It is hard to recall a public health emergency in recent times that has required global cooperation quite like the distribution of the Covid vaccines. Millions of lives are on the line in predominantly lower income countries as new variants emerge. As more arms are jabbed across the world, new side effects of the vaccine are being reported.
More immediate side effects
It is common to experience a range of reactions immediately following vaccination.

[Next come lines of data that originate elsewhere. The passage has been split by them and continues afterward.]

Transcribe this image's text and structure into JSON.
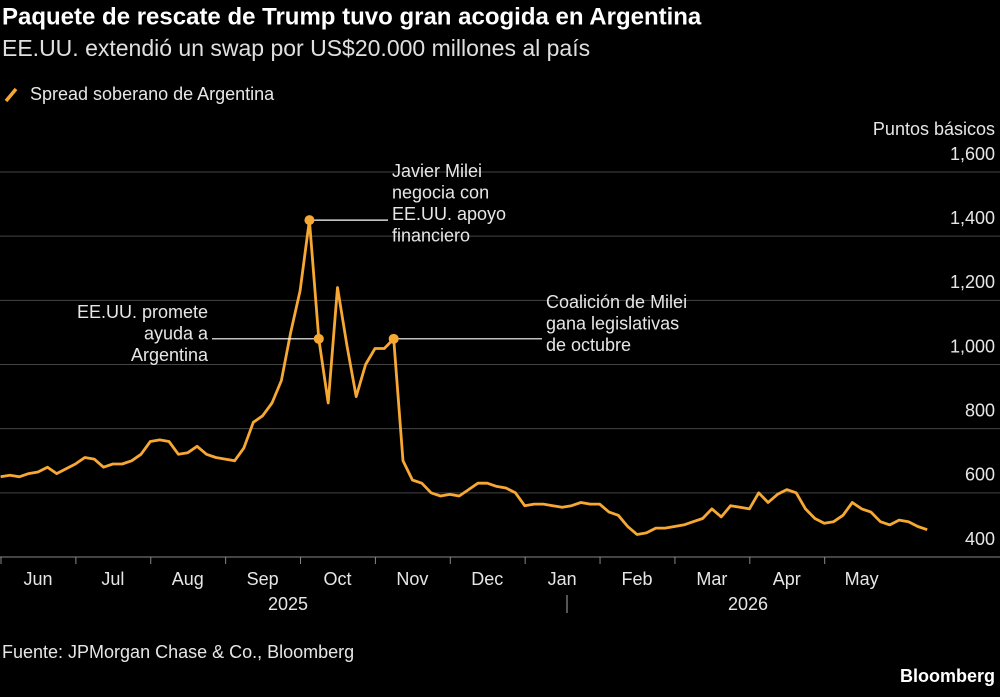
{
  "chart_data": {
    "type": "line",
    "title": "Paquete de rescate de Trump tuvo gran acogida en Argentina",
    "subtitle": "EE.UU. extendió un swap por US$20.000 millones al país",
    "y_axis_label": "Puntos básicos",
    "source": "Fuente: JPMorgan Chase & Co., Bloomberg",
    "brand": "Bloomberg",
    "categories": [
      null,
      null,
      null,
      null,
      "Jun",
      null,
      null,
      null,
      null,
      null,
      null,
      null,
      "Jul",
      null,
      null,
      null,
      null,
      null,
      null,
      null,
      "Aug",
      null,
      null,
      null,
      null,
      null,
      null,
      null,
      "Sep",
      null,
      null,
      null,
      null,
      null,
      null,
      null,
      "Oct",
      null,
      null,
      null,
      null,
      null,
      null,
      null,
      "Nov",
      null,
      null,
      null,
      null,
      null,
      null,
      null,
      "Dec",
      null,
      null,
      null,
      null,
      null,
      null,
      null,
      "Jan",
      null,
      null,
      null,
      null,
      null,
      null,
      null,
      "Feb",
      null,
      null,
      null,
      null,
      null,
      null,
      null,
      "Mar",
      null,
      null,
      null,
      null,
      null,
      null,
      null,
      "Apr",
      null,
      null,
      null,
      null,
      null,
      null,
      null,
      "May",
      null,
      null,
      null,
      null,
      null,
      null,
      null
    ],
    "x_group_labels": [
      "2025",
      "2026"
    ],
    "series": [
      {
        "name": "Spread soberano de Argentina",
        "color": "#f7a833",
        "values": [
          650,
          655,
          650,
          660,
          665,
          680,
          660,
          675,
          690,
          710,
          705,
          680,
          690,
          690,
          700,
          720,
          760,
          765,
          760,
          720,
          725,
          745,
          720,
          710,
          705,
          700,
          740,
          820,
          840,
          880,
          950,
          1100,
          1230,
          1450,
          1080,
          880,
          1240,
          1060,
          900,
          1000,
          1050,
          1050,
          1080,
          700,
          640,
          630,
          600,
          590,
          595,
          590,
          610,
          630,
          630,
          620,
          615,
          600,
          560,
          565,
          565,
          560,
          555,
          560,
          570,
          565,
          565,
          540,
          530,
          495,
          470,
          475,
          490,
          490,
          495,
          500,
          510,
          520,
          550,
          525,
          560,
          555,
          550,
          600,
          570,
          595,
          610,
          600,
          550,
          520,
          505,
          510,
          530,
          570,
          550,
          540,
          510,
          500,
          515,
          510,
          495,
          485
        ]
      }
    ],
    "annotations": [
      {
        "lines": [
          "Javier Milei",
          "negocia con",
          "EE.UU. apoyo",
          "financiero"
        ]
      },
      {
        "lines": [
          "EE.UU. promete",
          "ayuda a",
          "Argentina"
        ]
      },
      {
        "lines": [
          "Coalición de Milei",
          "gana legislativas",
          "de octubre"
        ]
      }
    ],
    "ylim": [
      400,
      1600
    ],
    "yticks": [
      {
        "value": 1600,
        "label": "1,600"
      },
      {
        "value": 1400,
        "label": "1,400"
      },
      {
        "value": 1200,
        "label": "1,200"
      },
      {
        "value": 1000,
        "label": "1,000"
      },
      800,
      600,
      400
    ],
    "grid": true
  }
}
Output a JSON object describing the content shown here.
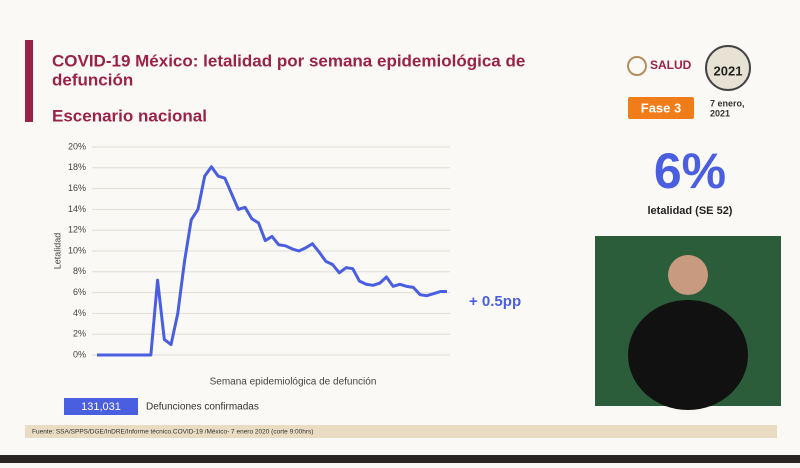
{
  "header": {
    "title_line1": "COVID-19 México: letalidad por semana epidemiológica de",
    "title_line2": "defunción",
    "subtitle": "Escenario nacional",
    "logo": "SALUD",
    "year": "2021",
    "phase": "Fase 3",
    "date_line1": "7 enero,",
    "date_line2": "2021"
  },
  "stat": {
    "value": "6%",
    "label": "letalidad (SE 52)"
  },
  "counter": {
    "value": "131,031",
    "label": "Defunciones confirmadas"
  },
  "footer": {
    "source": "Fuente: SSA/SPPS/DGE/InDRE/Informe técnico.COVID-19 /México- 7 enero 2020 (corte 9:00hrs)"
  },
  "chart_data": {
    "type": "line",
    "ylabel": "Letalidad",
    "xlabel": "Semana epidemiológica de defunción",
    "annotation": "+ 0.5pp",
    "color": "#4a5fe0",
    "grid": true,
    "values": [
      0,
      0,
      0,
      0,
      0,
      0,
      0,
      0,
      0,
      7.2,
      1.5,
      1,
      4,
      9,
      13,
      14,
      17.2,
      18.1,
      17.2,
      17,
      15.5,
      14,
      14.2,
      13.1,
      12.7,
      11,
      11.4,
      10.6,
      10.5,
      10.2,
      10,
      10.3,
      10.7,
      9.9,
      9,
      8.7,
      7.9,
      8.4,
      8.3,
      7.1,
      6.8,
      6.7,
      6.9,
      7.5,
      6.6,
      6.8,
      6.6,
      6.5,
      5.8,
      5.7,
      5.9,
      6.1,
      6.1
    ],
    "ylim": [
      0,
      20
    ],
    "yticks": [
      {
        "value": 0,
        "label": "0%"
      },
      {
        "value": 2,
        "label": "2%"
      },
      {
        "value": 4,
        "label": "4%"
      },
      {
        "value": 6,
        "label": "6%"
      },
      {
        "value": 8,
        "label": "8%"
      },
      {
        "value": 10,
        "label": "10%"
      },
      {
        "value": 12,
        "label": "12%"
      },
      {
        "value": 14,
        "label": "14%"
      },
      {
        "value": 16,
        "label": "16%"
      },
      {
        "value": 18,
        "label": "18%"
      },
      {
        "value": 20,
        "label": "20%"
      }
    ]
  }
}
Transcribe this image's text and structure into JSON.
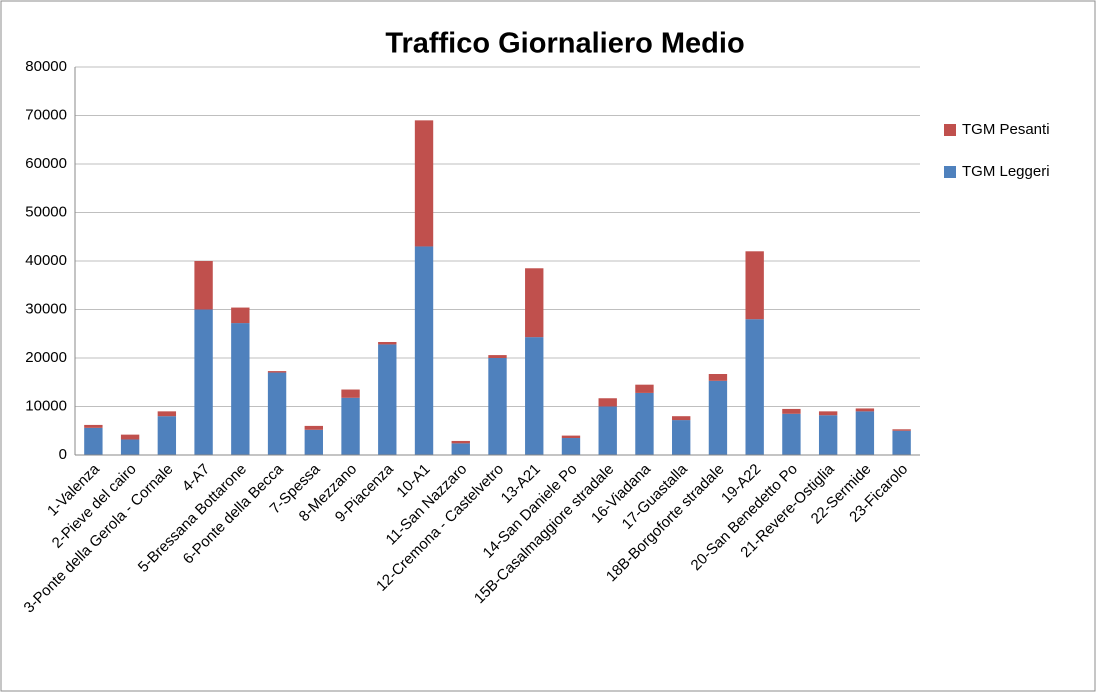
{
  "chart_data": {
    "type": "bar",
    "stacked": true,
    "title": "Traffico Giornaliero Medio",
    "categories": [
      "1-Valenza",
      "2-Pieve del cairo",
      "3-Ponte della Gerola - Cornale",
      "4-A7",
      "5-Bressana Bottarone",
      "6-Ponte della Becca",
      "7-Spessa",
      "8-Mezzano",
      "9-Piacenza",
      "10-A1",
      "11-San Nazzaro",
      "12-Cremona - Castelvetro",
      "13-A21",
      "14-San Daniele Po",
      "15B-Casalmaggiore stradale",
      "16-Viadana",
      "17-Guastalla",
      "18B-Borgoforte stradale",
      "19-A22",
      "20-San Benedetto Po",
      "21-Revere-Ostiglia",
      "22-Sermide",
      "23-Ficarolo"
    ],
    "series": [
      {
        "name": "TGM Leggeri",
        "color": "#4f81bd",
        "values": [
          5600,
          3200,
          8000,
          30000,
          27200,
          17000,
          5200,
          11800,
          22800,
          43000,
          2400,
          20000,
          24300,
          3500,
          10000,
          12800,
          7200,
          15300,
          28000,
          8500,
          8200,
          9000,
          5000
        ]
      },
      {
        "name": "TGM Pesanti",
        "color": "#c0504d",
        "values": [
          600,
          1000,
          1000,
          10000,
          3200,
          300,
          800,
          1700,
          500,
          26000,
          500,
          600,
          14200,
          500,
          1700,
          1700,
          800,
          1400,
          14000,
          1000,
          800,
          600,
          300
        ]
      }
    ],
    "ylim": [
      0,
      80000
    ],
    "yticks": [
      0,
      10000,
      20000,
      30000,
      40000,
      50000,
      60000,
      70000,
      80000
    ],
    "grid": true,
    "legend": "right"
  }
}
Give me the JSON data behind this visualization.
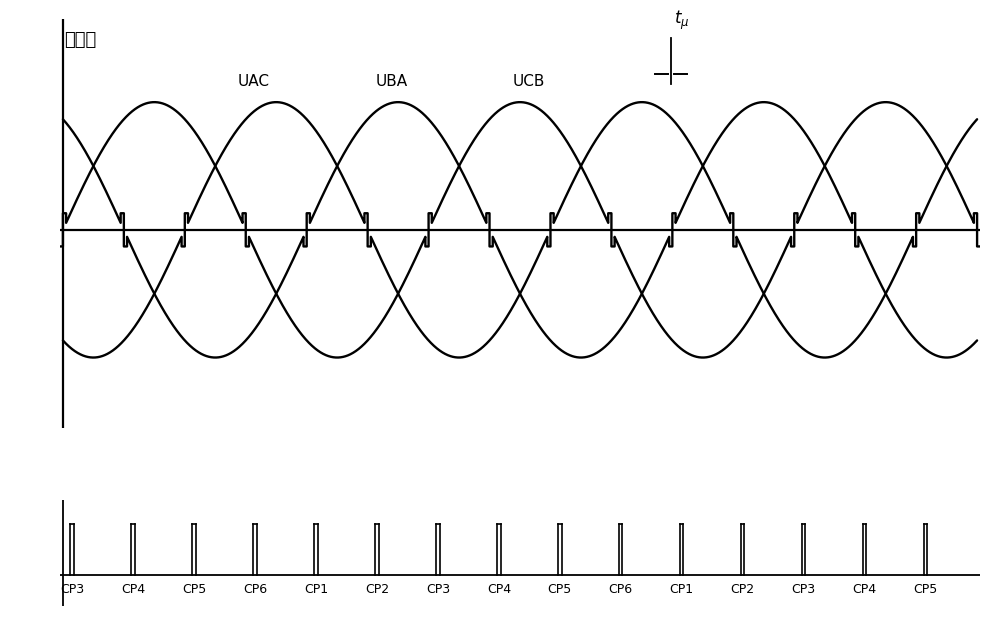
{
  "title_label": "线电压",
  "wave_labels": [
    "UAC",
    "UBA",
    "UCB"
  ],
  "cp_labels": [
    "CP3",
    "CP4",
    "CP5",
    "CP6",
    "CP1",
    "CP2",
    "CP3",
    "CP4",
    "CP5",
    "CP6",
    "CP1",
    "CP2",
    "CP3",
    "CP4",
    "CP5"
  ],
  "bg_color": "#ffffff",
  "line_color": "#000000",
  "fig_width": 10.0,
  "fig_height": 6.38
}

According to Public Health England (PHE), some people have reported a sudden feeling of cold with shivering/shaking accompanied by a rise in temperature, possibly with sweating, headache (including migraine-like headaches), nausea, muscle aches and feeling unwell, starting within a day of having the vaccine and usually lasting for a day or two.
“If your fever is high and lasts longer than two or three days, or you have other persistent symptoms, this might not be due to side effects of the vaccine and you should follow appropriate advice according to your symptoms,” advises PHE.
Uncommon side effects include:
- Sleepiness or feeling dizzy
- Decreased appetite
- Abdominal pain
- Enlarged lymph nodes
- Excessive sweating, itchy skin, rash or hives.
The COVID-19 vaccines are the best way to protect yourself and others.
Research has shown the vaccines help:
- Reduce your risk of getting seriously ill or dying from COVID-19
- Reduce your risk of catching or spreading COVID-19
- Protect against COVID-19 variants.
The COVID-19 vaccines approved for use in the UK have met strict standards of safety, quality and effectiveness.
There is a chance you might still get or spread COVID-19 even if you have a vaccine, however.